If the tire did blow suddenly, my insurance company, AAA, and car manufacturer would have all been contacted instantaneously. Help would have been on the way without having to make a phone call.
“The technology that will fundamentally change the future of transportation relates to vehicles that are both autonomous and connected. These vehicles will be orders of magnitude safer than human drivers, reducing accidents with superhuman sensing and perception capabilities, and improving convenience with features like AI in the cockpit. Autonomous and connected technology can also decrease time stuck in traffic, using data from other vehicles and infrastructure to optimize navigation and traffic flow.”
— NVIDIA
The prospect of a fully connected car — one equipped with Internet access that can tap into a local wireless network — is thrilling for a number of reasons. These new age vehicles will lead to increased safety, efficiency, and also have an enormous environmental impact.

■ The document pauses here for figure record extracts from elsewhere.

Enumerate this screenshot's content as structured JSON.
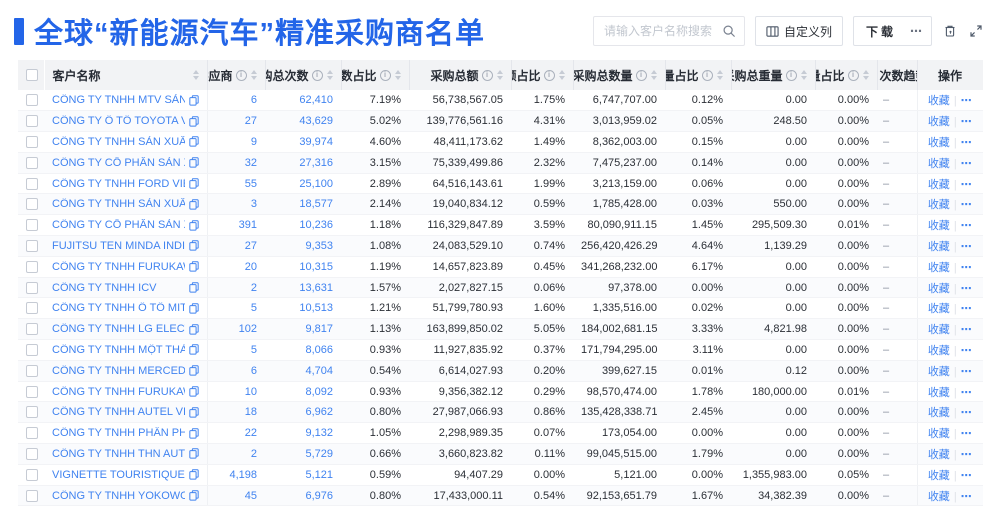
{
  "header": {
    "title": "全球“新能源汽车”精准采购商名单",
    "accent_color": "#2365e8"
  },
  "toolbar": {
    "search": {
      "placeholder": "请输入客户名称搜索",
      "icon": "search-icon"
    },
    "customize_columns_label": "自定义列",
    "download_label": "下载",
    "download_more_label": "⋯",
    "icons": [
      "trash-icon",
      "fullscreen-icon"
    ]
  },
  "table": {
    "columns": [
      {
        "key": "name",
        "label": "客户名称",
        "info": false,
        "sortable": true,
        "align": "left"
      },
      {
        "key": "suppliers",
        "label": "供应商",
        "info": true,
        "sortable": true,
        "align": "right"
      },
      {
        "key": "purchase_count",
        "label": "采购总次数",
        "info": true,
        "sortable": true,
        "align": "right"
      },
      {
        "key": "count_pct",
        "label": "次数占比",
        "info": true,
        "sortable": true,
        "align": "right"
      },
      {
        "key": "amount",
        "label": "采购总额",
        "info": true,
        "sortable": true,
        "align": "right"
      },
      {
        "key": "amount_pct",
        "label": "总额占比",
        "info": true,
        "sortable": true,
        "align": "right"
      },
      {
        "key": "quantity",
        "label": "采购总数量",
        "info": true,
        "sortable": true,
        "align": "right"
      },
      {
        "key": "quantity_pct",
        "label": "数量占比",
        "info": true,
        "sortable": true,
        "align": "right"
      },
      {
        "key": "weight",
        "label": "采购总重量",
        "info": true,
        "sortable": true,
        "align": "right"
      },
      {
        "key": "weight_pct",
        "label": "重量占比",
        "info": true,
        "sortable": true,
        "align": "right"
      },
      {
        "key": "trend",
        "label": "次数趋势",
        "info": false,
        "sortable": false,
        "align": "left"
      },
      {
        "key": "ops",
        "label": "操作",
        "info": false,
        "sortable": false,
        "align": "center"
      }
    ],
    "actions": {
      "favorite": "收藏",
      "more": "⋯"
    },
    "rows": [
      {
        "name": "CÔNG TY TNHH MTV SẢN XUẤ...",
        "suppliers": "6",
        "purchase_count": "62,410",
        "count_pct": "7.19%",
        "amount": "56,738,567.05",
        "amount_pct": "1.75%",
        "quantity": "6,747,707.00",
        "quantity_pct": "0.12%",
        "weight": "0.00",
        "weight_pct": "0.00%",
        "trend": "–"
      },
      {
        "name": "CÔNG TY Ô TÔ TOYOTA VIỆT ...",
        "suppliers": "27",
        "purchase_count": "43,629",
        "count_pct": "5.02%",
        "amount": "139,776,561.16",
        "amount_pct": "4.31%",
        "quantity": "3,013,959.02",
        "quantity_pct": "0.05%",
        "weight": "248.50",
        "weight_pct": "0.00%",
        "trend": "–"
      },
      {
        "name": "CÔNG TY TNHH SẢN XUẤT VÀ ...",
        "suppliers": "9",
        "purchase_count": "39,974",
        "count_pct": "4.60%",
        "amount": "48,411,173.62",
        "amount_pct": "1.49%",
        "quantity": "8,362,003.00",
        "quantity_pct": "0.15%",
        "weight": "0.00",
        "weight_pct": "0.00%",
        "trend": "–"
      },
      {
        "name": "CÔNG TY CỔ PHẦN SẢN XUẤT...",
        "suppliers": "32",
        "purchase_count": "27,316",
        "count_pct": "3.15%",
        "amount": "75,339,499.86",
        "amount_pct": "2.32%",
        "quantity": "7,475,237.00",
        "quantity_pct": "0.14%",
        "weight": "0.00",
        "weight_pct": "0.00%",
        "trend": "–"
      },
      {
        "name": "CÔNG TY TNHH FORD VIỆT NAM",
        "suppliers": "55",
        "purchase_count": "25,100",
        "count_pct": "2.89%",
        "amount": "64,516,143.61",
        "amount_pct": "1.99%",
        "quantity": "3,213,159.00",
        "quantity_pct": "0.06%",
        "weight": "0.00",
        "weight_pct": "0.00%",
        "trend": "–"
      },
      {
        "name": "CÔNG TY TNHH SẢN XUẤT VÀ ...",
        "suppliers": "3",
        "purchase_count": "18,577",
        "count_pct": "2.14%",
        "amount": "19,040,834.12",
        "amount_pct": "0.59%",
        "quantity": "1,785,428.00",
        "quantity_pct": "0.03%",
        "weight": "550.00",
        "weight_pct": "0.00%",
        "trend": "–"
      },
      {
        "name": "CÔNG TY CỔ PHẦN SẢN XUẤT...",
        "suppliers": "391",
        "purchase_count": "10,236",
        "count_pct": "1.18%",
        "amount": "116,329,847.89",
        "amount_pct": "3.59%",
        "quantity": "80,090,911.15",
        "quantity_pct": "1.45%",
        "weight": "295,509.30",
        "weight_pct": "0.01%",
        "trend": "–"
      },
      {
        "name": "FUJITSU TEN MINDA INDIA PVT...",
        "suppliers": "27",
        "purchase_count": "9,353",
        "count_pct": "1.08%",
        "amount": "24,083,529.10",
        "amount_pct": "0.74%",
        "quantity": "256,420,426.29",
        "quantity_pct": "4.64%",
        "weight": "1,139.29",
        "weight_pct": "0.00%",
        "trend": "–"
      },
      {
        "name": "CÔNG TY TNHH FURUKAWA A...",
        "suppliers": "20",
        "purchase_count": "10,315",
        "count_pct": "1.19%",
        "amount": "14,657,823.89",
        "amount_pct": "0.45%",
        "quantity": "341,268,232.00",
        "quantity_pct": "6.17%",
        "weight": "0.00",
        "weight_pct": "0.00%",
        "trend": "–"
      },
      {
        "name": "CÔNG TY TNHH ICV",
        "suppliers": "2",
        "purchase_count": "13,631",
        "count_pct": "1.57%",
        "amount": "2,027,827.15",
        "amount_pct": "0.06%",
        "quantity": "97,378.00",
        "quantity_pct": "0.00%",
        "weight": "0.00",
        "weight_pct": "0.00%",
        "trend": "–"
      },
      {
        "name": "CÔNG TY TNHH Ô TÔ MITSUBI...",
        "suppliers": "5",
        "purchase_count": "10,513",
        "count_pct": "1.21%",
        "amount": "51,799,780.93",
        "amount_pct": "1.60%",
        "quantity": "1,335,516.00",
        "quantity_pct": "0.02%",
        "weight": "0.00",
        "weight_pct": "0.00%",
        "trend": "–"
      },
      {
        "name": "CÔNG TY TNHH LG ELECTRON...",
        "suppliers": "102",
        "purchase_count": "9,817",
        "count_pct": "1.13%",
        "amount": "163,899,850.02",
        "amount_pct": "5.05%",
        "quantity": "184,002,681.15",
        "quantity_pct": "3.33%",
        "weight": "4,821.98",
        "weight_pct": "0.00%",
        "trend": "–"
      },
      {
        "name": "CÔNG TY TNHH MỘT THÀNH V...",
        "suppliers": "5",
        "purchase_count": "8,066",
        "count_pct": "0.93%",
        "amount": "11,927,835.92",
        "amount_pct": "0.37%",
        "quantity": "171,794,295.00",
        "quantity_pct": "3.11%",
        "weight": "0.00",
        "weight_pct": "0.00%",
        "trend": "–"
      },
      {
        "name": "CÔNG TY TNHH MERCEDES-B...",
        "suppliers": "6",
        "purchase_count": "4,704",
        "count_pct": "0.54%",
        "amount": "6,614,027.93",
        "amount_pct": "0.20%",
        "quantity": "399,627.15",
        "quantity_pct": "0.01%",
        "weight": "0.12",
        "weight_pct": "0.00%",
        "trend": "–"
      },
      {
        "name": "CÔNG TY TNHH FURUKAWA A...",
        "suppliers": "10",
        "purchase_count": "8,092",
        "count_pct": "0.93%",
        "amount": "9,356,382.12",
        "amount_pct": "0.29%",
        "quantity": "98,570,474.00",
        "quantity_pct": "1.78%",
        "weight": "180,000.00",
        "weight_pct": "0.01%",
        "trend": "–"
      },
      {
        "name": "CÔNG TY TNHH AUTEL VIỆT N...",
        "suppliers": "18",
        "purchase_count": "6,962",
        "count_pct": "0.80%",
        "amount": "27,987,066.93",
        "amount_pct": "0.86%",
        "quantity": "135,428,338.71",
        "quantity_pct": "2.45%",
        "weight": "0.00",
        "weight_pct": "0.00%",
        "trend": "–"
      },
      {
        "name": "CÔNG TY TNHH PHÂN PHỐI T...",
        "suppliers": "22",
        "purchase_count": "9,132",
        "count_pct": "1.05%",
        "amount": "2,298,989.35",
        "amount_pct": "0.07%",
        "quantity": "173,054.00",
        "quantity_pct": "0.00%",
        "weight": "0.00",
        "weight_pct": "0.00%",
        "trend": "–"
      },
      {
        "name": "CÔNG TY TNHH THN AUTOPAR...",
        "suppliers": "2",
        "purchase_count": "5,729",
        "count_pct": "0.66%",
        "amount": "3,660,823.82",
        "amount_pct": "0.11%",
        "quantity": "99,045,515.00",
        "quantity_pct": "1.79%",
        "weight": "0.00",
        "weight_pct": "0.00%",
        "trend": "–"
      },
      {
        "name": "VIGNETTE TOURISTIQUE G UNI...",
        "suppliers": "4,198",
        "purchase_count": "5,121",
        "count_pct": "0.59%",
        "amount": "94,407.29",
        "amount_pct": "0.00%",
        "quantity": "5,121.00",
        "quantity_pct": "0.00%",
        "weight": "1,355,983.00",
        "weight_pct": "0.05%",
        "trend": "–"
      },
      {
        "name": "CÔNG TY TNHH YOKOWO VIỆT...",
        "suppliers": "45",
        "purchase_count": "6,976",
        "count_pct": "0.80%",
        "amount": "17,433,000.11",
        "amount_pct": "0.54%",
        "quantity": "92,153,651.79",
        "quantity_pct": "1.67%",
        "weight": "34,382.39",
        "weight_pct": "0.00%",
        "trend": "–"
      }
    ]
  }
}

“The total amount of wasted fuel topped 3.9 billion gallons in 2009 according to the Texas Transportation Institute — 130 days of flow in the Alaska Pipeline (nearly a third of the year),” says Prakash Darji — Former General Manager at SAP — in his article: Why Connected Cars Are Poised To Have A Fundamental Impact.
“Connected vehicle environmental applications will enable system users and system operators to make choices that reduce the environmental impacts of surface transportation travel.”
Nobody questions the potential benefits of connected cars, but one vital question remains: how will manufacturers process the data?
The daily data of one connected autonomous vehicle will generate as much data as 2500 smartphones in 2023.
“Robust autonomous and connected technology requires massive amounts of data,” says NVIDIA, widely considered to be the company on the forefront of next-generation automotive technology.
“While exact figures depend on the situation, the vehicle must be able process this data in real time.”
For a car to be fully connected, manufacturers will need to find new, innovative ways to process the incredible amounts of data. The modern datacenter, even based on the most conservative estimates of connected car data output, can’t come close to providing an economical solution.
Forcing manufacturers to pick and choose the features to technologize would be a profound loss for consumers and society as a whole, which is why at FASTDATA.io we believe PlasmaENGINE® — our GPU-native software built for the real-time processing of infinite data in motion, over multiple nodes, with multiple GPUs — will prove the answer to this looming industry crisis.
The biggest challenge for automobile manufacturers will be prioritizing and reacting to data in real-time. PlasmaENGINE® is the only streaming data software that collects, processes, then stores data, opposed to CPU-bound alternatives which collect, store, then process.
By processing streaming data first, PlasmaENGINE® can prioritize and react to data in real-time while discarding any and all non-pertinent data.
All of these attributes are vital to the future of connected cars, but the ability to only store pertinent data is the true game-changer. Without that ability, it’s likely that no manufacturer could create a palatable pricing model for consumers, which would be an absolute shame considering connected cars could prevent as many as 10,000 fatalities and 500,000 injuries in the United States alone.
Efficiency and cost-effectiveness will be at the forefront as automobile manufacturers construct their global big data strategies. The future of automotive transportation is incredibly exciting, but the connected car cannot exist on a worldwide scale without data processing innovations like PlasmaENGINE®.